If the Left response to these possibilities was Communism, the Right response was eventually Fascism. But somewhere in between—or off the grid altogether—was Futurism. It was a short-lived paroxysm of vitality that ultimately died through a complicated submergence into its right-wing pole. As Miller aptly narrates, Marinetti's exciting but tenuous notions become impossibly contradictory and hopeless as they begin to mix with Mussolini's.

From our perspective, the critical mistake of Futurism was to seek centralized national power, which destined it to partnership with tyrannical control systems. The spirit of Futurism, we believe, will manifest differently at the level of small, elite, voluntary tribes operating on the next civilizational Operating System.

What electricity and radio were to the Russian Revolution, blockchains and Zero-Knowledge Proofs are to the next great American revival.

We expect to see small, elite, financialized tribes whose cognitive and economic circuits operate exclusively on immutable, decentralized, and verifiably secure technological rails. In this new context, the Futurist tribe would have no reason to partner with dubious national structures. Corrupted national structures will be left behind, or evolve into high-performance institutions due to accelerated competition on the Outside.

Consider even military functions. Today small, elite warrior tribes (private military corporations or PMCs) are in many situations obviously superior to bureaucratic American forces—more effective, faster, and cheaper. To fix ideas, take the case of Sierra Leone in the 1990s, as told by Erik Prince, also in IM-1776 (online):

"After Liberian warlord Charles Taylor sponsored the Revolutionary United Front (RUF) in Sierra Leone in the late ’90s, the RUF quickly captured most of the country, particularly the diamond-rich areas of the north... Into this maelstrom entered Executive Outcomes (EO), a South African PMC... Using mostly equipment abandoned by Sierra Leone’s disintegrated army, within 6 months they’d retaken the country and restored peace and order to the extent that free and fair elections could be held 3 months later.

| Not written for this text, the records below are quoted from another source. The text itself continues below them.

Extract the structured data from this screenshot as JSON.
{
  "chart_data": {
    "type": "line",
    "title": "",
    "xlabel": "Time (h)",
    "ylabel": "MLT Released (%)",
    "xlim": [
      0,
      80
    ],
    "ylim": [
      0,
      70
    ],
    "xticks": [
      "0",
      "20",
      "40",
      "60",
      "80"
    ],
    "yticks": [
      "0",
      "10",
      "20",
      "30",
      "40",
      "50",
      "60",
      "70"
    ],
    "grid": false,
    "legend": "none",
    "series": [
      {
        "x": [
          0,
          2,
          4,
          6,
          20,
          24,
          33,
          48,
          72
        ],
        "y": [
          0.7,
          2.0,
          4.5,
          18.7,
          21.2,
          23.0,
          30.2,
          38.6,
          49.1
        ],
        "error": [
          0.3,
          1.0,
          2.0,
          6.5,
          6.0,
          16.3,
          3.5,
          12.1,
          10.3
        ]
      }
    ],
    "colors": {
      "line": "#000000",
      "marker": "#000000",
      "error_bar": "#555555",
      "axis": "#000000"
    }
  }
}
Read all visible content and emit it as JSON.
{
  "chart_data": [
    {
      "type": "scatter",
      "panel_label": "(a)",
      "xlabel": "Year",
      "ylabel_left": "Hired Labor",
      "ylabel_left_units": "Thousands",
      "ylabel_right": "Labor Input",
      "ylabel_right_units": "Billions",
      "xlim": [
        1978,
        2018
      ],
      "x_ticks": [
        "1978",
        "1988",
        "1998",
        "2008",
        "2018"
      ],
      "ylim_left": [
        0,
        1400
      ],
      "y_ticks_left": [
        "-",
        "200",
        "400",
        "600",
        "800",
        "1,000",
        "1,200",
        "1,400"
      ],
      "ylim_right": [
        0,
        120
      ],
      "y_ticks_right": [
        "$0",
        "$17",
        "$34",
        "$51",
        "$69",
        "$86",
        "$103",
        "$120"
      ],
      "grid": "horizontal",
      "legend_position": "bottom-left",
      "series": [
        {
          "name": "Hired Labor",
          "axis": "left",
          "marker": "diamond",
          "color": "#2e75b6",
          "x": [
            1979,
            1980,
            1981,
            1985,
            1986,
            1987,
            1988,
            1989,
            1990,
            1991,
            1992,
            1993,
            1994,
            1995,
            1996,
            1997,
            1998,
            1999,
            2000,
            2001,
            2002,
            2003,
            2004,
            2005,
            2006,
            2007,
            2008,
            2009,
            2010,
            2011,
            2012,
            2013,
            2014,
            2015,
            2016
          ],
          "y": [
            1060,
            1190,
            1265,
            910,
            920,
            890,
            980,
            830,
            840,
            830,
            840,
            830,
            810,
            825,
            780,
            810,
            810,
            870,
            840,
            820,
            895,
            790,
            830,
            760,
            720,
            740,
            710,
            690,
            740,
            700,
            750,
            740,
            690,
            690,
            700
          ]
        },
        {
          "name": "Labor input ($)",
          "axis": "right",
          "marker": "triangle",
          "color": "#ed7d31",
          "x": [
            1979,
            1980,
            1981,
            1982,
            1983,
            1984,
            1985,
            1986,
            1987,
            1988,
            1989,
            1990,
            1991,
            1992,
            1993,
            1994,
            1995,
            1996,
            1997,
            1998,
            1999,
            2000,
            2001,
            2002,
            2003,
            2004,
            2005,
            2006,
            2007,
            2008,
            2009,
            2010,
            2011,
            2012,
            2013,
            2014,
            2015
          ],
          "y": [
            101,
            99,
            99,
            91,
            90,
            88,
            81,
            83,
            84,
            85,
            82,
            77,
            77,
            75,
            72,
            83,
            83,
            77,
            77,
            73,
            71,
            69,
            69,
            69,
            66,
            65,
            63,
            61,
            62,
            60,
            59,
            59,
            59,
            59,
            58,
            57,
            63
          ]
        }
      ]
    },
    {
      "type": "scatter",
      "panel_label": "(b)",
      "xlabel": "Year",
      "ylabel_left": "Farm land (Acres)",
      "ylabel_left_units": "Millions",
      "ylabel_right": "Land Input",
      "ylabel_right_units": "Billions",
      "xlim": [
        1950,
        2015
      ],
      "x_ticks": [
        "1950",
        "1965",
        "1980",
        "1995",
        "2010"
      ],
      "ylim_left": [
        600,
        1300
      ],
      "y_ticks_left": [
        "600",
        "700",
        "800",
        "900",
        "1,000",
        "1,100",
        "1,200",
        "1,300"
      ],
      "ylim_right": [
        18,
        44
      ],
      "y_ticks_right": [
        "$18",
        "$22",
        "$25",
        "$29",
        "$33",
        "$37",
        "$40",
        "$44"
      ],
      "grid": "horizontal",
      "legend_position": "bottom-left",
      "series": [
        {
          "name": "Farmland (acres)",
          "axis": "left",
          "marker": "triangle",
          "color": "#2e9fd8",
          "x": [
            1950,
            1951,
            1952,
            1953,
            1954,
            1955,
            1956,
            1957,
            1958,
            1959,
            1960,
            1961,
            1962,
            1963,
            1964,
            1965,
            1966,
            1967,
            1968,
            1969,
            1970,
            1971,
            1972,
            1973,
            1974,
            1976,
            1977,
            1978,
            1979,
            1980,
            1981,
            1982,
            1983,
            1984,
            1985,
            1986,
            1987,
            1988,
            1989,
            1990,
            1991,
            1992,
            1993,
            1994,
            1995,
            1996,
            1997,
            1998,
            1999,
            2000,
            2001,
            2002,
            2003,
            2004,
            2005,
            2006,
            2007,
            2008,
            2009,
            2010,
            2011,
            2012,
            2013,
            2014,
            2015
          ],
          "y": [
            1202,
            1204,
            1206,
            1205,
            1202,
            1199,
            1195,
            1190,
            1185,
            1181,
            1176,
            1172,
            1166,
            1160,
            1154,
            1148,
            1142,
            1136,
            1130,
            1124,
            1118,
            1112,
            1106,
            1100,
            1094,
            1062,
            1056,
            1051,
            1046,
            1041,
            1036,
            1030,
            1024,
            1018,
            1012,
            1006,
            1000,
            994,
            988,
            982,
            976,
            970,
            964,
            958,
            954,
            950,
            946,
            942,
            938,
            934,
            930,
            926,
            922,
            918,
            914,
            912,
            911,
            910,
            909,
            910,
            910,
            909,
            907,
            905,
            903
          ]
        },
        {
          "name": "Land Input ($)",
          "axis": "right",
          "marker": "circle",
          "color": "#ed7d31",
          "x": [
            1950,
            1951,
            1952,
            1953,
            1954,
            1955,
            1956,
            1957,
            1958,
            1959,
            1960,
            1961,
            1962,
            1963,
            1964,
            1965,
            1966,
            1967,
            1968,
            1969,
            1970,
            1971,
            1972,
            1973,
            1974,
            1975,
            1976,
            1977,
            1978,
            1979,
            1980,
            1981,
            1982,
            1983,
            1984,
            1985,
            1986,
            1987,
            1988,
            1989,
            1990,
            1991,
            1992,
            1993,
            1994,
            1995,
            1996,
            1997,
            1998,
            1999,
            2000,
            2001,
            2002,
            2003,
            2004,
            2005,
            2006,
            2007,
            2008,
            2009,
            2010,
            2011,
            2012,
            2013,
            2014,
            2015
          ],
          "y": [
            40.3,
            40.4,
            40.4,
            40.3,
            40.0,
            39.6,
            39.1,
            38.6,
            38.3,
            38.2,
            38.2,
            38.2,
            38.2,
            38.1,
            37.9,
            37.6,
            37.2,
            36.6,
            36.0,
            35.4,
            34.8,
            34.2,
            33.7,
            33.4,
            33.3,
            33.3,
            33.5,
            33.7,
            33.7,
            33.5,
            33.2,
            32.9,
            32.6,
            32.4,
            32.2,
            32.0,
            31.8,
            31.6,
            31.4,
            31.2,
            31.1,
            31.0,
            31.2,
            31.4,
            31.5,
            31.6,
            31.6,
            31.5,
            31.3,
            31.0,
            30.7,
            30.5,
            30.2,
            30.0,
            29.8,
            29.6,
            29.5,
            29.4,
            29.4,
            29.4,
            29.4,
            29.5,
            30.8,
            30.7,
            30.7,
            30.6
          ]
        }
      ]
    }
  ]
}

EO was sponsored by an association of diamond miners who wanted their mines back. This group was willing to sponsor an ongoing 30-man EO presence to retrain a new Sierra Leone armed forces while providing a backstop in case the rebels returned. Susan Rice, then Bill Clinton’s Assistant Secretary of State for Africa, vetoed this proposal: 'We don’t want any white mercenaries in Africa,' she declared. The result? Within months the RUF and a new group called the West Side Boys had returned, killing, looting, and pillaging the country. 11,000 UN Peacekeepers at a cost of $1B+ per year in 1990s US dollars were now deployed. But they didn’t solve the problem, and not until the British SAS killed hundreds of rebels during a large hostage rescue mission of Irish Peacekeepers did the country start to stabilize."

In this case, the US government vetoed a patently superior option in favor of naked grift by the global Managerial Class. But what if anyone could hire that elite tribe without the approval of any third party, and the UN Peacekeepers had to compete with that tribe?

Today this is hard to imagine, because the globe’s technological rails are exceedingly fragile and politically conditioned. But what happens when every computation and transaction are self-sovereign, provably secure, and immutable? Private military companies could take debt or VC to launch the campaign itself, run all operations securely, establish verifiable rule of law, own and govern the territory itself de facto, and pay back its financiers all without any intermediaries or third-party veto points.

That is the spirit of Futurism. To "attack mediocrity and intensify dynamism," indeed. The "supreme political structure for maximizing and channeling energy" is not the militaristic nation-state but the decentralized, autonomous, and financialized tribe.